Opinión

Hay que vivir con alas

Atardece y estoy sentado en una mesa del mítico café Derby de Santiago. Justo aquí se sentaba, en días lluviosos, Don Ramón María del Valle Inclán. Cuentan, si cuando llegaba al café su mesa favorita estaba ocupada, de inmediato levantaba agresivo el bastón hacia el camarero para que desalojase al intruso.

Miro por la ventana, siento un zarandeo emocional e inevitables punzadas de nostalgia. Sí, algún día iré al gran café Tortoni, avenida de Mayo 229, Buenos Aires, a sentarme donde lo hacía Borges. Ay, hace años estuve en el bar del Hotel Roma de Turín. Allí se suicidó Cesare Pavese y tuve frío.

Con que estoy en esta mesa un poco ajada, el local ya decadente y desde la ventana veo pasar almas de peregrinos de todos los confines del planeta. Como una plaga bíblica, muchos caminan hipnóticos tal habitantes de Comala.

Esta visión convoca imperiosa a todos los fantasmas compostelanos que me habitan. Éramos jóvenes y, en el 76, me recuerdo en este mismo café. Éramos una gavilla de muchachos libertarios que lideraba el inolvidable Príncipe Galín, recién llegado de París. Todavía entonaba eufórico las canciones del Mayo del 68 donde él peleó. 

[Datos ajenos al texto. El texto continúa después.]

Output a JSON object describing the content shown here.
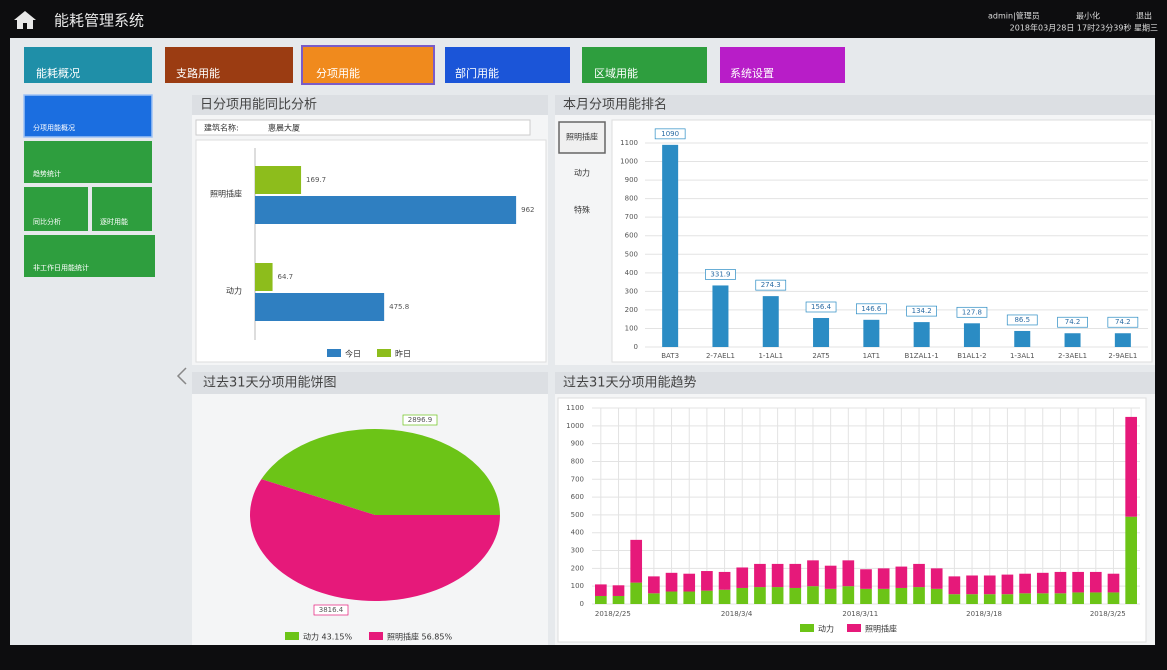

Bebíamos y cantábamos, quizás felices, “La mauvaise réputation” de Georges Brassens. “Cuando la fiesta nacional/ yo me quedo en la cama igual,/ que la música militar/ nunca me supo levantar./ En el mundo pues no hay mayor pecado/ que el de no seguir al abanderado./ No, a la gente no gusta que/ uno tenga su propia fe./ Todos me señalan con el dedo,/ salvo los mancos, quiero y no puedo…”. Cuando estaban en Santiago se unían a nosotros, por ejemplo, el poeta García Calvo, el cantante Amancio Prada, con los que conviví en el café parisino Le Boule d’Or.

De aquellas yo andaba con Carlos Oroza. No hacía falta, pero Galín y la tropa me jaleaban y, altivo, me subía a esta misma mesa y recitaba vehemente poemas de Carlos y míos. El camarero no estaba por la labor. Pero el Príncipe le espetaba muy solemne: “Oiga usted, guarde silencio, ante todo respete al poeta. Este es un acto de liberación”.

El camarero, viendo aquella cuadrilla de tipos un poco estrafalarios con los pañuelos negros al cuello y la imagen de Durruti en las carpetas, no tenía otra opción y nos dejaba hacer. 

Camino por la ciudad y leo en todas las esquinas: “hotel”, “pensión”, “habitaciones”, todo muy moderno. Ay, cuántas generaciones de estudiantes habitaron los cubiles de aquellas fondas de pasillos oscuros, olor a verdura y la máquina de coser con rueda al fondo. Camas metálicas y las bondadosas “amas” que te lavaban la ropa y te permitían, en noches etílicas, saquear aquellas neveras grandes y antediluvianas.

Después los estudiantes espabilaron, decidieron alquilar pisos. El libro “Técnicas sexuales modernas” de Robert Street llegó a circular como un deshojado tesoro entre las manos ansiosas de una generación. Comenzaron las primeras orgías mojadas con licor café.

(Regreso a mi Itaca, el café Derby. No me atrevo, como Valle, a expulsar al individuo que ocupa mi sitio. El vacío café me dice: “Ahora que se destierra la conversación, ahora en que la memoria importa un carajo y el descrédito acosa a las Humanidades, convoco al espíritu tertuliano del Príncipe Galín y su grito: “Hay que vivir con alas”.)